Elle demande le rejet de la demande au titre de l’article 700.

MOTIFS

Sur la demande d’expulsion

La société HENEO, filiale de la Régie Immobilière de la Ville de Paris, établit avoir, conformément à une convention conclue avec la RIVP le 22/11/2002, la qualité de gestionnaire-bailleur du logement meublé [Adresse 1], occupés par Mme [L] [B].
Le contrat de location dont s’agit est exclu du régime de la loi du 6 juillet 1989.

Selon l’article 2 du contrat de sous-location du 8 novembre 2021, ce dernier prenait effet du 1er septembre 2021 au 31 août 2022, non renouvelable tacitement mais avec renouvellement exprès possible si l’étudiant conserve son statut de boursier.
Or, il apparait que non seulement la locataire a été laissée dans les lieux au-delà du 1er septembre 2023, mais que la commission d’attribution a refusé le renouvellement du bail par LRAR du 12 janvier 2023 reçue le 14 janvier lui donnant congé pour le 30 avril 2023.

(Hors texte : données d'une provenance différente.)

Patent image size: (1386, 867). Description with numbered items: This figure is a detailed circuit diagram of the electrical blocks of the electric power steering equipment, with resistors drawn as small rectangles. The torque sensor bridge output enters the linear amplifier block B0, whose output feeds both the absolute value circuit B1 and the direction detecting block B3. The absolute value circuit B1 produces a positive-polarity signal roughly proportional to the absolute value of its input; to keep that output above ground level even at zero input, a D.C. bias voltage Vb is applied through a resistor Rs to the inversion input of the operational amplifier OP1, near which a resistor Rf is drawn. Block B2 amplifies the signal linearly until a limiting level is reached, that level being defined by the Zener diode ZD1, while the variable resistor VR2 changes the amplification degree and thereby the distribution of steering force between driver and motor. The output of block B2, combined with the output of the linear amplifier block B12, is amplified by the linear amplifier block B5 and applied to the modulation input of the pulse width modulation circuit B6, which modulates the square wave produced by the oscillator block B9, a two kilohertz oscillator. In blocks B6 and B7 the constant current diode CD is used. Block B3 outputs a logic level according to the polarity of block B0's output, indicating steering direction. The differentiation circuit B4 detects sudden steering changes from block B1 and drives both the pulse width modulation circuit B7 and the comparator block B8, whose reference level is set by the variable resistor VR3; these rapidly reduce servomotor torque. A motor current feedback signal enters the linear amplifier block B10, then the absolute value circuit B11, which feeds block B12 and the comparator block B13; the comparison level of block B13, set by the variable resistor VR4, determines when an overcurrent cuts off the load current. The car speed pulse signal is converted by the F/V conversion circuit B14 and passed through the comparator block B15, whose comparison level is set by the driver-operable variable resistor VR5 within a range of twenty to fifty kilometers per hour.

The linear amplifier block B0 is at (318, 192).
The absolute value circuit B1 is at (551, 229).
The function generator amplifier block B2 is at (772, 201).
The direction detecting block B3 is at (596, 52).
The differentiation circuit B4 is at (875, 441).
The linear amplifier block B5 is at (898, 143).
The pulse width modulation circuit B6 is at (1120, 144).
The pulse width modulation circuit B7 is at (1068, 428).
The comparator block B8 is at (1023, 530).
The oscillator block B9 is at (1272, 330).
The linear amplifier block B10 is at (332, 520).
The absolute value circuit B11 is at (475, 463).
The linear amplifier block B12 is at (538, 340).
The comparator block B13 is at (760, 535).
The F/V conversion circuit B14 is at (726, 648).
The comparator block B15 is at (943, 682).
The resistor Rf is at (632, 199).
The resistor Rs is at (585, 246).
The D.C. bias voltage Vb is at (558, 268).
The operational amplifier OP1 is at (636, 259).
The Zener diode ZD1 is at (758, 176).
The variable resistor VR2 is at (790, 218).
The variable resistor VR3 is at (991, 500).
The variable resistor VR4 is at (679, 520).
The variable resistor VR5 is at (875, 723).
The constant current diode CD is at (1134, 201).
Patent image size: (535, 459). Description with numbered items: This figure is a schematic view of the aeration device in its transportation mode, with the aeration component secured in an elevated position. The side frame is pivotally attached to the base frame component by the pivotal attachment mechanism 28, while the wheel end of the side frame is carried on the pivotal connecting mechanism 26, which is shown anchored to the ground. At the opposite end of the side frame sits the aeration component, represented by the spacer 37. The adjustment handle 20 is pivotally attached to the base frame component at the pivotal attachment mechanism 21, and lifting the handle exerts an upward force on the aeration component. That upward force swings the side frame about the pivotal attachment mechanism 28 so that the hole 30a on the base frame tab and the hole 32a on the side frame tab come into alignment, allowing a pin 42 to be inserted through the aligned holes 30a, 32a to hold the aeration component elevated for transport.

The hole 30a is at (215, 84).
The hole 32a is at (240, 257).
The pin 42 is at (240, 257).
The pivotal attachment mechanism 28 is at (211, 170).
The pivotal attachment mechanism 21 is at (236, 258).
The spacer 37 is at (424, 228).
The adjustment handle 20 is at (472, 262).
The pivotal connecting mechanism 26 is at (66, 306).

Mme [L] [B] a reconnu à l’audience s’être maintenu dans les lieux depuis lors et ne plus avoir le statut étudiant depuis le 27 septembre 2024.
Pour autant, et bien que le procès-verbal de la commission d’attribution en date du 6 janvier 2023 ne mentionne pas que le dossier (dit incomplet) a pour cause de refus la non justification de son statut d’étudiante boursière pour l’année 2022-2023, Mme [L] [B] n’a pas indiqué ni justifié que lors de la présentation de son dossier au renouvellement, elle avait toujours la qualité d’étudiante boursière qui seul légitimait le renouvellement exprès de son contrat de bail.

Il ressort des pièces produites à l’audience que Mme [L] [B] ne justifie d’aucun droit ni titre à occuper les lieux litigieux.

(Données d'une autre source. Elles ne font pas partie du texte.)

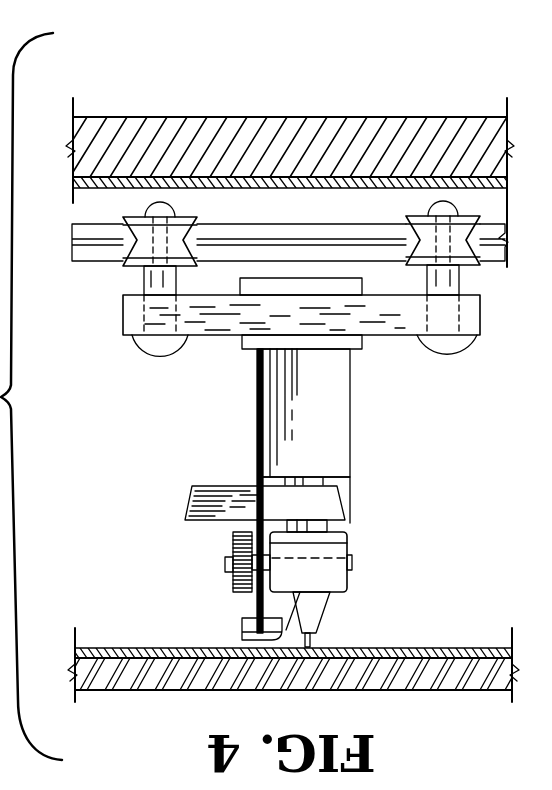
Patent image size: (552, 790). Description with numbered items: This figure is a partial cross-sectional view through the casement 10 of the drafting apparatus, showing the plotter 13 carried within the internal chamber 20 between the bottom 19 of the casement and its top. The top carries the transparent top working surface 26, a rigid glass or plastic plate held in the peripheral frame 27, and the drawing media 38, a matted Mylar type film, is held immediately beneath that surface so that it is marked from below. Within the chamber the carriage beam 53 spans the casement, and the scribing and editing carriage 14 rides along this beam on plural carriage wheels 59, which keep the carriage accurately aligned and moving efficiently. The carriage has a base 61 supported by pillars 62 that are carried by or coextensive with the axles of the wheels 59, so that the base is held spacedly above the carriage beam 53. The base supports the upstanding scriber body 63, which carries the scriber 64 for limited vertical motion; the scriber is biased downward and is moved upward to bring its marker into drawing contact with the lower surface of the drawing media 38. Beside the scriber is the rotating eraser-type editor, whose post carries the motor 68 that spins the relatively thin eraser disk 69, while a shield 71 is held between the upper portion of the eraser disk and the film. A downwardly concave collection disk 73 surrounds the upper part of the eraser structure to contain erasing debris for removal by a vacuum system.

The casement 10 is at (290, 173).
The bottom 19 is at (291, 131).
The carriage beam 53 is at (269, 230).
The carriage wheels 59 is at (333, 249).
The plotter 13 is at (286, 249).
The base 61 is at (273, 315).
The pillars 62 is at (311, 360).
The scribing and editing carriage 14 is at (336, 328).
The internal chamber 20 is at (226, 498).
The peripheral frame 27 is at (332, 436).
The collection disk 73 is at (236, 503).
The eraser disk 69 is at (220, 491).
The scriber body 63 is at (312, 556).
The motor 68 is at (335, 567).
The shield 71 is at (233, 628).
The scriber 64 is at (333, 619).
The drawing media 38 is at (295, 631).
The top working surface 26 is at (303, 678).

Aussi, Mme [L] [B] sera déclarée occupante sans droit ni titre à la date du 30 avril 2023, nonobstant la cessation théorique de son titre d’occupation au 31 août 2022, au vu du maintien dans les lieux sans assise contractuelle qui lui avait été consenti jusqu’à cette date, confirmé par lettre du 12 janvier 2023.

Il convient par conséquent d’accueillir, dans les termes du dispositif ci-après, la demande d’expulsion.

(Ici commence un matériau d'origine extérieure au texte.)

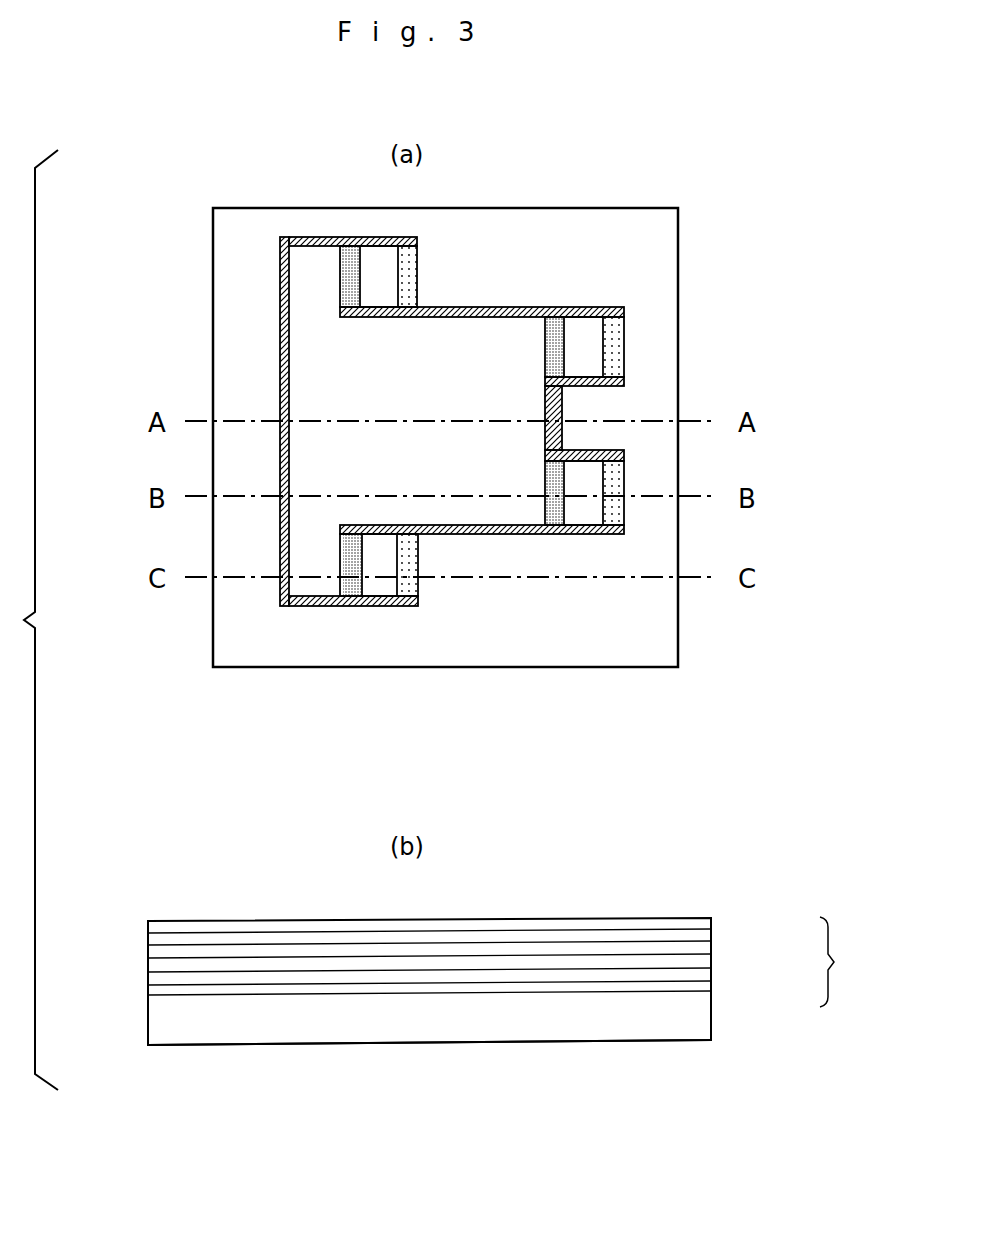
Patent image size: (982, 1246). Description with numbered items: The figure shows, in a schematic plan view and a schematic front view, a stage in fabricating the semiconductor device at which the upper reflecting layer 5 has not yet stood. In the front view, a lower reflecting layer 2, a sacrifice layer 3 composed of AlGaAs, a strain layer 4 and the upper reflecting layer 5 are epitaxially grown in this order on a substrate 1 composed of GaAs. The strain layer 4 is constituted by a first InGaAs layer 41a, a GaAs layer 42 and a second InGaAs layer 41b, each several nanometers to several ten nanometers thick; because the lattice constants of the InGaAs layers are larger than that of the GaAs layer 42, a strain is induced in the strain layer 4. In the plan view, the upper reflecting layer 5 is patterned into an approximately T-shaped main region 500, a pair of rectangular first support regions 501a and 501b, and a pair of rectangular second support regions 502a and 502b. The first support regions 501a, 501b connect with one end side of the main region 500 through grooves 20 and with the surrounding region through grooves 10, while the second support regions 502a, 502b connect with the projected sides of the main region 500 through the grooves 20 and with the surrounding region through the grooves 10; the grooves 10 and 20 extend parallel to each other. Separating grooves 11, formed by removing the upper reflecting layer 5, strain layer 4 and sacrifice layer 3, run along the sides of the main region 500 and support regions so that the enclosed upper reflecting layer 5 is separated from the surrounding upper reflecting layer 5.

The substrate 1 is at (710, 1032).
The lower reflecting layer 2 is at (702, 980).
The sacrifice layer 3 is at (702, 971).
The strain layer 4 is at (845, 962).
The first InGaAs layer 41a is at (702, 959).
The GaAs layer 42 is at (702, 947).
The second InGaAs layer 41b is at (710, 936).
The upper reflecting layer 5 is at (668, 245).
The grooves 10 is at (410, 258).
The separating grooves 11 is at (388, 238).
The grooves 20 is at (353, 285).
The main region 500 is at (435, 352).
The first support region 501a is at (588, 323).
The first support region 501b is at (587, 505).
The second support region 502a is at (372, 260).
The second support region 502b is at (381, 585).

Le recours à la force publique se révélant une mesure suffisante pour contraindre Mme [L] [B] à quitter les lieux, il n’y a pas lieu d’ordonner une astreinte, la société HENEO obtenant par ailleurs une indemnité d’occupation.

Le sort des meubles sera régi conformément aux dispositions des articles L 433-1 et L 433-2 du code des procédures civiles d’exécution.

Il résulte de ces textes que c’est la personne expulsée qui décide du lieu d’entreposage des meubles qui sont à défaut laissés sur place ou dans tout autre lieu approprié. Dès lors, d’une part la question du lieu d’entrepôt ne nait qu’au moment de l’expulsion et d’autre part, il n’est fait état d’aucune disposition légale ou réglementaire donnant compétence au juge des contentieux de la protection pour désigner un lieu d’entrepôt. La demande à ce titre sera donc rejetée

Sur la demande d’indemnité d’occupation

Compte tenu des caractéristiques des lieux occupés et pour compenser l’occupation des locaux, il sera alloué à la société HENEO une indemnité d’occupation d’un montant correspondant au loyer et au compléments de loyer qui étaient exigés de Mme [L] [B], dans leurs montants révisés chaque année au 1er janvier.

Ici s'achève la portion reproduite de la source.